Pas pour toi
Tu te souviens de ce samedi matin pluvieux où nous nous sommes croisés ?
A peine étais-je entrée dans ce petit salon de coiffure que je regrettais déjà d'en avoir franchit le seuil, parce que tu te tenais là, dans un fauteuil, ton casque de moto sous le bras. Tu étais aussi beau que dans mon souvenir. J'avais cherché à m'enfuir, mais tu m'avais déjà piégée. Tes grands yeux marrons s'étaient posés sur moi et je ne pouvais pas leur échapper. Alors, à défaut de m'échapper, je m'étais installée à tes côtés et nous avions parlé. De tout, de rien... et nous avions convenu d'un rendez-vous afin de rattraper le temps perdu. Et puis tu t'en étais allé. Et je t'avais détesté.
Je t'avais détesté pour tout un tas de raisons.
Tout d'abord, parce que tu ne semblais pas autant affecté que moi par nos retrouvailles. Pour toi, ça semblait affreusement normal, alors que moi ça me dérangeait terriblement. Je t'ai aussi détesté de me parler de ta petite-copine si parfaite, que je jalousais en secret depuis des années. Je t'ai détesté de me faire ressentir cela, alors que j'étais moi-même en couple depuis un an et que je pensais avoir laissé tout cela derrière moi. Et puis surtout, je t'ai détesté de me ramener à l'année de mes quinze ans, ou un seul regard de toi suffisait à me faire fondre. Et enfin, je t'ai détesté parce que je savais que cette entrevue signait la fin de la vie que je m'étais construite.
Et j'avais raison.
On s'était revu. Une fois, puis deux, puis trois... et puis j'avais arrêté de compter. Au final, on s'était embrassé, plusieurs fois. Et pour la deuxième fois de mon existence, tu avais bouleversé ma vie. A quinze ans, tu avais déjà laissé une empreinte indélébile dans ma vie... et ce jour-là, tel un tsunami, tu déferlais de nouveau sur moi.
Parce que tu avais ce pouvoir, en toi. Celui de me faire vivre à cent à l'heure, un peu comme dans un film américain. Avec toi, tout était décuplé.
On dit que l'amour dure trois ans... le nôtre n'a pas survécu au cap de la première année. Au bout de trois mois, on s'aimait autant qu'un couple vieux de plusieurs années. On vivait nos sentiments à fond, on les bouffait, on s'en goinfrait.

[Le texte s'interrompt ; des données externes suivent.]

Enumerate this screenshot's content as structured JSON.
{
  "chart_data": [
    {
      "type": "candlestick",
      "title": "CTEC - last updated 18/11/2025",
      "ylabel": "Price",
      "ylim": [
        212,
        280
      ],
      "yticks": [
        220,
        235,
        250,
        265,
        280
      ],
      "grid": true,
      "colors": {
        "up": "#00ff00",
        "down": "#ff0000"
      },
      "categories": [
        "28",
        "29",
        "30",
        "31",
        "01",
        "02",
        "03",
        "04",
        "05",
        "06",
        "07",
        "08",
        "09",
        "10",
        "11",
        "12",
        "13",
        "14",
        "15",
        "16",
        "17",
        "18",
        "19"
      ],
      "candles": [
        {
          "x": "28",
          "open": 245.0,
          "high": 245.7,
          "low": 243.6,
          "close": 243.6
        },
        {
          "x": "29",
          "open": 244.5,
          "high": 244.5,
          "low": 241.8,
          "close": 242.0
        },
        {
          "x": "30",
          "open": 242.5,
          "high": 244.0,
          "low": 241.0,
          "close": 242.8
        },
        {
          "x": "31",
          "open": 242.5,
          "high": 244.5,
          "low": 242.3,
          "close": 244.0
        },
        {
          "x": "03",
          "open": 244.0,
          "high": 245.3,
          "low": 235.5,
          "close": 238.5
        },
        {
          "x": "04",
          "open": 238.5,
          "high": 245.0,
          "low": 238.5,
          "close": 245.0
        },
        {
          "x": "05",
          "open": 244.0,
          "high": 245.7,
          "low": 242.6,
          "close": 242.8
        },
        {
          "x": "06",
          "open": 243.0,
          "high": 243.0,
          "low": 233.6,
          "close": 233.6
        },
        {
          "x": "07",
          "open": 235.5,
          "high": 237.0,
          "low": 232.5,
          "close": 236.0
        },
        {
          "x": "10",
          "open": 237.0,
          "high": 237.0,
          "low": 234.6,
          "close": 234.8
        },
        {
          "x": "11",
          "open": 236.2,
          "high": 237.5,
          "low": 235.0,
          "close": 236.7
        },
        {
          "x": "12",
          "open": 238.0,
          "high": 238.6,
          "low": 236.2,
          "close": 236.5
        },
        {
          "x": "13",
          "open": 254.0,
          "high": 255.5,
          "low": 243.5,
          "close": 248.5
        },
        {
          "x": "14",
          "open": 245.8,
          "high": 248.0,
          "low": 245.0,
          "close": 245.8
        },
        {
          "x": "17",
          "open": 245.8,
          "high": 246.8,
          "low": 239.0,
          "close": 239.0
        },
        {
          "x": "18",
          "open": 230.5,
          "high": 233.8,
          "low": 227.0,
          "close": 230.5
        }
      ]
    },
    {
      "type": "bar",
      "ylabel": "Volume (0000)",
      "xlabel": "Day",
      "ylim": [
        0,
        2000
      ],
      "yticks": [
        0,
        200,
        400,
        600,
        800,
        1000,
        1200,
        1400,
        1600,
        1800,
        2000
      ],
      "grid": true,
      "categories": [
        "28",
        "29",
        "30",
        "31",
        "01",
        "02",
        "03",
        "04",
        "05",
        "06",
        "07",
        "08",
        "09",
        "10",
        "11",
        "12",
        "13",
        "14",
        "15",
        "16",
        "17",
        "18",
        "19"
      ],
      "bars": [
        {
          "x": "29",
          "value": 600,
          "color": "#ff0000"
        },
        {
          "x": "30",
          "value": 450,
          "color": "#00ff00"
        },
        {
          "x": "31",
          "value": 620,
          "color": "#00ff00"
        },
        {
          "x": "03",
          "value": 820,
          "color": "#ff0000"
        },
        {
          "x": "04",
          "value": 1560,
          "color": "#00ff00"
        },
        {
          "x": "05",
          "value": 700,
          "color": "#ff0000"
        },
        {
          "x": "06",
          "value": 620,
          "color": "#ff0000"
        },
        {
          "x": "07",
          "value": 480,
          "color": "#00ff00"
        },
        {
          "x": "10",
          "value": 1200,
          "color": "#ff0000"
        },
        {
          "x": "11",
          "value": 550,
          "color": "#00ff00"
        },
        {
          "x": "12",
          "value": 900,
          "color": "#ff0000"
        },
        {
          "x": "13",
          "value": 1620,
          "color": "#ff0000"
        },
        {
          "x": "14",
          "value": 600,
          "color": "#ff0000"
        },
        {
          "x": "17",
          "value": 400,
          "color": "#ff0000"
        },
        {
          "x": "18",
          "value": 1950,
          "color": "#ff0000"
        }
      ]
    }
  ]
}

Et quelque part, au milieu de cet effusion de sentiments, les choses ont changées. Après un an, notre chute débutait. Pendant cette période, on a tout essayé. Mais je crois qu'à part se blesser l'un l'autre, nous n'avons pas franchement sû arranger les choses. On s'est entêté à sauver des pots déjà bien trop cassés, à chercher des solutions tout en créant toujours plus de problèmes, à récupérer une histoire perdue d'avance.
Dans le fond, je pense que toi aussi, tu savais. Nous n'étions tout simplement pas fait pour être ensemble. Parce que moi je n'étais pas faite pour l'intensité des films américains, alors que toi, tu t'en abreuvais sans arrêt. Parce que moi, je devais parfois souffler quand toi, tu ne faisais jamais qu'accélérer.
Avec le temps, on s'est éloigné. Et tu as fini par commettre l'irréparable. Et si je dois être honnête, je te dirai que j'avais toujours su que ce jour arriverait. Parce que moi, je savais que je n'étais pas une fille pour toi.